Ce qui me chicotte réellement est la déclaration de Louis Morissette affirmant avoir dû embaucher un Noir afin d’éviter une controverse! Mais, pourquoi utiliser la technique de la blackface alors qu’il aurait été plus simple d’engager un comédien Noir? Et bien, Robert Aird fournit un élément de la réponse; les comédiens Noirs sont sous-représentés donc difficiles à trouver et à embaucher. Pourquoi cela ne m’étonne pas?…Et, que dire des comédiennes Noires! Leur situation est encore plus critique.

Dans les faits, la question de la diversité culturelle sur la scène artistique québécoise ne date pas d’hier! Je me souviens lorsque j’étais au cégep à quel point j’étais excitée de regarder la série Jasmine! C’était la seule protagoniste ¨noire¨ (alors que Linda Malo est mulâtre) d’une série télévisée québécoise à laquelle je pouvais m’identifier. C’était en 1996 et il y avait très peu de vedettes noirs à la télévision! En 2009, 13 ans plus tard, un sondage de Léger Marketing sur la représentation des minorités culturelles dans les médias concluaient encore que les minorités visibles s’estimaient sous-représentés et la présidente du Conseil des relations culturelles abondaient en ce sens. Comme quoi que les médias prennent du temps à s’adapter à la nouvelle réalité culturelle québécoise. Pourtant, la Belle Province reçoit plus de 40 000 immigrants à chaque année depuis 2004!

À vrai dire, dans ce débat de la blackface, jamais il n’a été fait mention des obstacles auxquels les comédiens Noirs font face dans leur intégration socioprofessionnelle. Réalisons que cette technique de la blackface réduit les possibilités pour un comédien Noir d’exercer un métier pour lequel il a été formé, qui lui plait et de démontrer que l’intégration professionnelle des minorités visibles est chose possible dans le domaine des arts et de la culture au Québec.

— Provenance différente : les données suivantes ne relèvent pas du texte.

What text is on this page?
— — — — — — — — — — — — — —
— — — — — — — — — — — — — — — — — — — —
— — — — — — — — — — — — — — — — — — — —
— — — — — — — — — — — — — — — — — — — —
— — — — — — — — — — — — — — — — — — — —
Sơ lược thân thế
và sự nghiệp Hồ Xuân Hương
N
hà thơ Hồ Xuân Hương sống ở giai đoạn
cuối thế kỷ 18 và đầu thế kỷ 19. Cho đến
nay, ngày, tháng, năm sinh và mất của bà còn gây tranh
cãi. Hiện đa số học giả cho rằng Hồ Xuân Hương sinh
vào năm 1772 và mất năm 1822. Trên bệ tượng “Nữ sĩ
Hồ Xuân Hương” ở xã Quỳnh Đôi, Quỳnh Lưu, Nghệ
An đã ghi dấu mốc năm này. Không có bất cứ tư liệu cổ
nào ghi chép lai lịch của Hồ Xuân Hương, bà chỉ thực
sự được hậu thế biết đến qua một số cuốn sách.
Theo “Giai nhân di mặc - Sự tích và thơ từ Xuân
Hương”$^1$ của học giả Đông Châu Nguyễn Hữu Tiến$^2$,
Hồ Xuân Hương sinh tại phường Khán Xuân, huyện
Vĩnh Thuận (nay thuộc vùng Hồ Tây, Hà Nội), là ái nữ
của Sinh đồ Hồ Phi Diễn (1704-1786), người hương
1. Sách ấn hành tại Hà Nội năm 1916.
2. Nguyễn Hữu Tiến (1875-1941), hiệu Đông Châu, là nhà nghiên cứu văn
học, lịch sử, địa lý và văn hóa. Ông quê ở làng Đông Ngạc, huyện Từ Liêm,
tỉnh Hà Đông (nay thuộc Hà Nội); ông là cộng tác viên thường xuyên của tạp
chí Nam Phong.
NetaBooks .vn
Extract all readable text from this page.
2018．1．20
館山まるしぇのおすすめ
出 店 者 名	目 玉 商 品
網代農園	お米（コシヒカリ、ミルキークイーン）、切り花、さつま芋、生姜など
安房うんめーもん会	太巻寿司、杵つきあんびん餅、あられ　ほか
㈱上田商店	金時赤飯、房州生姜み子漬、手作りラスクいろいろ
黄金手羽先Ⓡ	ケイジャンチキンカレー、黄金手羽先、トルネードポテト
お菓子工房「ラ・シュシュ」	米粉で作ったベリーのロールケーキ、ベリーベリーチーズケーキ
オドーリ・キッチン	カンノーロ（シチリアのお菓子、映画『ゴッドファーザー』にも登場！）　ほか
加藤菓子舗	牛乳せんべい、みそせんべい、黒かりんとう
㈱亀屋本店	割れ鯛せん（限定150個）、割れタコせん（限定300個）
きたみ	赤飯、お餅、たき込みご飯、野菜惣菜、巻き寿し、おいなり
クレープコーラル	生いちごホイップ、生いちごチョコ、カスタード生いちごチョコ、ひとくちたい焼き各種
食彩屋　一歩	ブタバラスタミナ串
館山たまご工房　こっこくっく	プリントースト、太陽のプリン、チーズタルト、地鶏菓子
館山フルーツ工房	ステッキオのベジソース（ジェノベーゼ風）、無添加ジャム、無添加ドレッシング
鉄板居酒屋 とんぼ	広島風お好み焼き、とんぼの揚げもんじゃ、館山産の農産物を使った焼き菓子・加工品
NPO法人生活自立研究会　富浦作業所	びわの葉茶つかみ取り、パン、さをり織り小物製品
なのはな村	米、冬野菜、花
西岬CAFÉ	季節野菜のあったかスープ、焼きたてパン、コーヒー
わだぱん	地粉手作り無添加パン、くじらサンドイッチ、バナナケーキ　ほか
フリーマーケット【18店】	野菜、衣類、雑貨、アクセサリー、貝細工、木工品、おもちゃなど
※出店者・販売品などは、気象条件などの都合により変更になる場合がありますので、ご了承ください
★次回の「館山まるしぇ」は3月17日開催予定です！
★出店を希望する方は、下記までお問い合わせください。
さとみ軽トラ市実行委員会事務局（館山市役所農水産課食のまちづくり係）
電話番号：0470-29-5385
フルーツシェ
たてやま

La faible représentativité des minorités visibles dans les médias demeure une réalité sociale – troublante certes – qui a une incidence sur développement de carrière des comédiens Noirs. Bien des raisons peuvent expliquer cette faible représentativité: peu choisissent de faire carrière dans ce milieu, les comédiens Noirs sont rarement pressentis pour des premiers rôles et l’identité Noire, véhiculés par des rôles stéréotypés dans les médias, est souvent négative. Sérieusement, quel adolescent noir aurait envie de devenir comédien en regardant à la télévision le genre de rôles susceptibles de lui être proposés. Est-ce là l’identité social que les médias on a lui proposé? C’est que l’identité est au cœur du choix de carrière. Par exemple, moi, j’ai passé une partie de mon adolescence, période charnière de la formation de l’identité soi dit en passant, à regarder le sitcom américain The Cosby Show qui véhiculait une image forte et positive de la culture noire en général. C’était l’un des rares programmes de télévision auquel je pouvais m’identifier et qui se rapprochait de ma réalité: le sujet abordait la vie d’une famille Noire New Yorkaise…Bon, j’avais de la parenté à New York, donc cela faisait l’affaire.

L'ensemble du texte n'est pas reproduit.